Être soi-même dans un monde qui essaie constamment de vous en empêcher est la plus grande des réussites.
Ralph Waldo Emerson
Dans ma conférence sur la réussite, je dis une phrase : « nous sommes tous des lions déguisés en moutons ». Reste à comprendre pourquoi c’est si difficile d’être soi-même. La réponse tient dans un mécanisme qu’on sous-estime tous.
Le biais de conformité
Le biais de conformité, c’est notre tendance à nous aligner sur l’avis de la majorité, même quand on pense différemment, même quand la majorité a tort.
L’expérience la plus connue est celle de Solomon Asch : on montre une ligne à un groupe et on demande laquelle, parmi trois, est identique. Tous les participants sont complices sauf un, et donnent exprès une réponse fausse. Malgré l’évidence, environ un tiers des vrais participants s’alignent sur le groupe.
Pourquoi ? Parce que le conformisme active les mêmes réseaux neuronaux que nos besoins primaires, manger, boire, dormir.
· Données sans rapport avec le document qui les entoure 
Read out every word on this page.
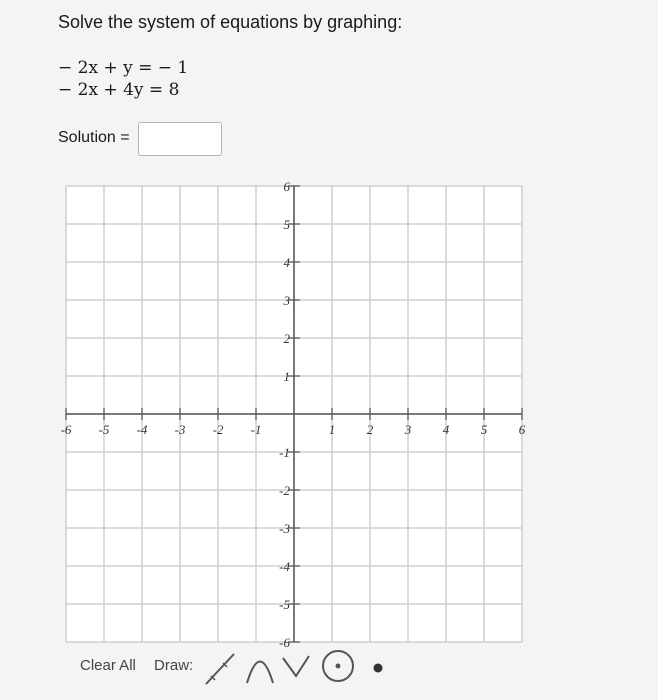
Solve the system of equations by graphing:
− 2x + y = − 1
− 2x + 4y = 8
Solution =
-6 -5 -4 -3 -2 -1	1 2 3 4 5 6
6
5
4
3
2
1
-1
-2
-3
-4
-5
-6
Clear All Draw:
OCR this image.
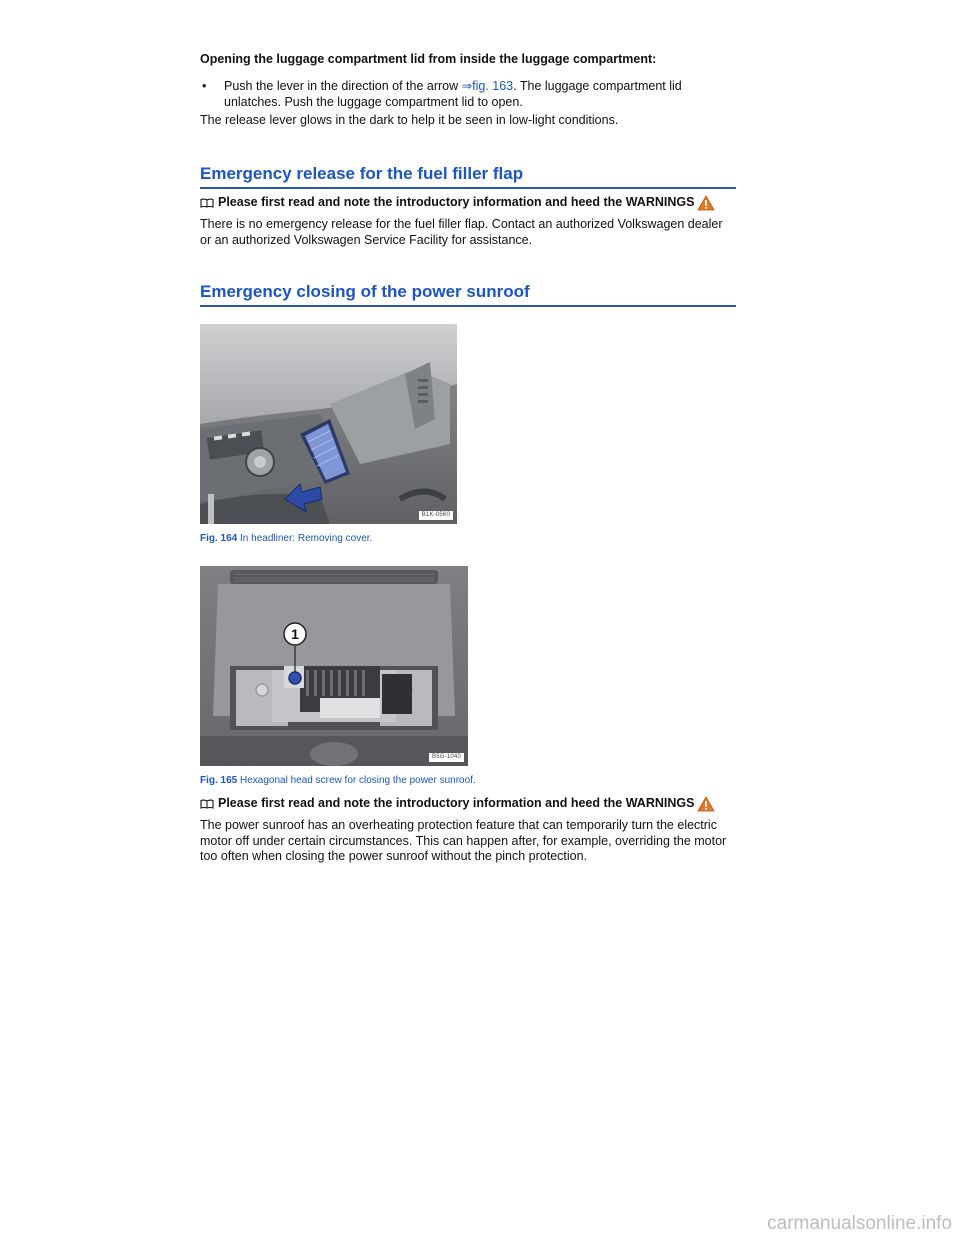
Opening the luggage compartment lid from inside the luggage compartment:

•	Push the lever in the direction of the arrow ⇒fig. 163. The luggage compartment lid unlatches. Push the luggage compartment lid to open.

The release lever glows in the dark to help it be seen in low-light conditions.

Emergency release for the fuel filler flap
Please first read and note the introductory information and heed the WARNINGS

There is no emergency release for the fuel filler flap. Contact an authorized Volkswagen dealer or an authorized Volkswagen Service Facility for assistance.

Emergency closing of the power sunroof
B1K-0560
Fig. 164 In headliner: Removing cover.
1
B5G-1040
Fig. 165 Hexagonal head screw for closing the power sunroof.
Please first read and note the introductory information and heed the WARNINGS

The power sunroof has an overheating protection feature that can temporarily turn the electric motor off under certain circumstances. This can happen after, for example, overriding the motor too often when closing the power sunroof without the pinch protection.

carmanualsonline.info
C’est un besoin fondamental : le besoin d’appartenance.
Ce qui te sauve est aussi ce qui t’enferme
Le besoin d’appartenance est vital à notre survie. Mais c’est aussi ce qui nous rend malheureux, ce qui nous empêche d’être vraiment nous-mêmes. On se tait, on se lisse, on range ses différences, pour ne pas risquer d’être exclu du groupe.
Le vrai problème, c’est qu’on accepte un présupposé sans le voir : on veut appartenir au groupe des autres.
Inverse le sens
Au lieu de chercher à appartenir au groupe des autres, donne aux autres l’envie d’appartenir au tien.
C’est tout le changement de paradigme. Tous les leaders, tous les « lions », l’ont compris : ils n’ont pas rejoint un moule, ils ont créé un espace où d’autres avaient envie d’entrer.
Tu n’as pas à devenir un mouton correct. Tu as à assumer le lion.